Privacy advocates continue to dismiss the president’s reform efforts as lackluster. rejecting the notion of a single presidential policy directive as an effective accountability measure. “The problem with presidential directives is that the president can issue a second directive,” Cato scholar Julian Sanchez said at SXSW on Saturday.
Bulk data collection is only one of the many controversial NSA activities that the Snowden leaks have revealed. Another is the federal government’s bypassing of the encrypted security features of services like Google and Yahoo to intercept data, part of the agency’s so-called MUSCLAR Program.

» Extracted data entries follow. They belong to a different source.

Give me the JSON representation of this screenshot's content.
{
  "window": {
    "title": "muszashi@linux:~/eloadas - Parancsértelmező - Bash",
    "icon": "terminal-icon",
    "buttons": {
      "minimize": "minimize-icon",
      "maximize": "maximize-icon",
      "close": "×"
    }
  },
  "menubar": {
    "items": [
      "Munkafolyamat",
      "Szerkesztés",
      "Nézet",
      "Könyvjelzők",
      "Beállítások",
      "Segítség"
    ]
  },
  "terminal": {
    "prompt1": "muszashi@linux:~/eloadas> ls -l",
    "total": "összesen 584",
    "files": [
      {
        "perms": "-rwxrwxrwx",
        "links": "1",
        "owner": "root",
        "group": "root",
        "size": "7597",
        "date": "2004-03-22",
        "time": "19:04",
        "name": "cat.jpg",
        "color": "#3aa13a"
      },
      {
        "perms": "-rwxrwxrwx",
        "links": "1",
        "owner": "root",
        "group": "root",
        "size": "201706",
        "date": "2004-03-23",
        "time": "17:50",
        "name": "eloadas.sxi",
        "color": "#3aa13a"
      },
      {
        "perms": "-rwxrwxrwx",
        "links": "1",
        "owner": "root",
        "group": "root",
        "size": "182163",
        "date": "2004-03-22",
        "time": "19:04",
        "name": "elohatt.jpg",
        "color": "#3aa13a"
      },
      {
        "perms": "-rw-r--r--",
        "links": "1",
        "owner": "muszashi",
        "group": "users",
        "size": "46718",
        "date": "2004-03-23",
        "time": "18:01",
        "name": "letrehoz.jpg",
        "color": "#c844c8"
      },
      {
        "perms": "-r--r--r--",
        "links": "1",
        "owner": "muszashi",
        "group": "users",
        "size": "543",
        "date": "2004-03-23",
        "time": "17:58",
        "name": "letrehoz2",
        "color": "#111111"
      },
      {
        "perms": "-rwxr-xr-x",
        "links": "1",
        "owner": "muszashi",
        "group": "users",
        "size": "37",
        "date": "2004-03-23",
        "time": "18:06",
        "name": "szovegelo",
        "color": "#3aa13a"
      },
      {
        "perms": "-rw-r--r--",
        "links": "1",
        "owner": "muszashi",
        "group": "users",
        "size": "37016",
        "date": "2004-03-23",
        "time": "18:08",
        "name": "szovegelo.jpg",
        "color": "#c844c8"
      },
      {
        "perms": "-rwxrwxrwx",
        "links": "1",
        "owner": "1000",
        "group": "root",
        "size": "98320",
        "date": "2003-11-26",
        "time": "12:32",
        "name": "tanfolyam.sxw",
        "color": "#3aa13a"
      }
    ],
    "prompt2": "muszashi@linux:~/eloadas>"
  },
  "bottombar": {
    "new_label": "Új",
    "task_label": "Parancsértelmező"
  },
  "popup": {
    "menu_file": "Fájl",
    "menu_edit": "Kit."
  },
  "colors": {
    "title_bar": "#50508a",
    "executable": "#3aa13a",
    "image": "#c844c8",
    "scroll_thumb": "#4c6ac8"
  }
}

Ironically, NSA infiltration of services like Yahoo, and Snowden’s disclosure of those vulnerabilities, have prompted Silicon Valley players to improve their encrypted firewalls.
“The advancements in crypto over the last six months have been massive,” said Matthew Prince, CEO of the company CloudFlare at a SXSW panel.
For many in the privacy and the technology community, The MUSCLAR program represents a particularly stinging insult. One aspect of the program involved the systematic weakening of encryption standards so that the NSA could break into more networks and systems via backdoors.
“This points to a serious internal mission/goals conflict. After all, the [United States Government] is supposed to be for cybersecurity. U.S. policy regularly calls on everyone to do a better job of securing devices and networks. And yet the NSA actually weakens crypto and exploits vulnerabilities when it could be trying to get everyone to fix them,” Electronic Frontier Foundation senior staff attorney Lee Tien told Defense One..
In his confirmation hearing, Rogers mentioned Snowden by name only twice to demure further comment about him. The admiral did argue that the Snowden’s disclosures had harmed the agency, its mission and national security.
Snowden meanwhile, has been more actively participating in public events. He remotely attended SXSW on Monday to great fanfare. Of perhaps greater concern for U.S. lawmakers, Snowden also recently appeared before the European Parliament to offer public testimony on NSA surveillance of European targets and other sensitive activities. Snowden discussed the MUSCULAR program, though did not mention it by name, stating that “the intentional weakening of the common security standards upon which we all rely is an action taken against the public good.” He also discussed his reasons for making his disclosures and argued for more oversight of the agency.
“Better oversight could have prevented the mistakes that brought us to this point, as could an understanding that defense is always more important than offense when it comes to matters of national intelligence.”
Rogers gave no indication in his testimony that he’s interested in additional congressional oversight.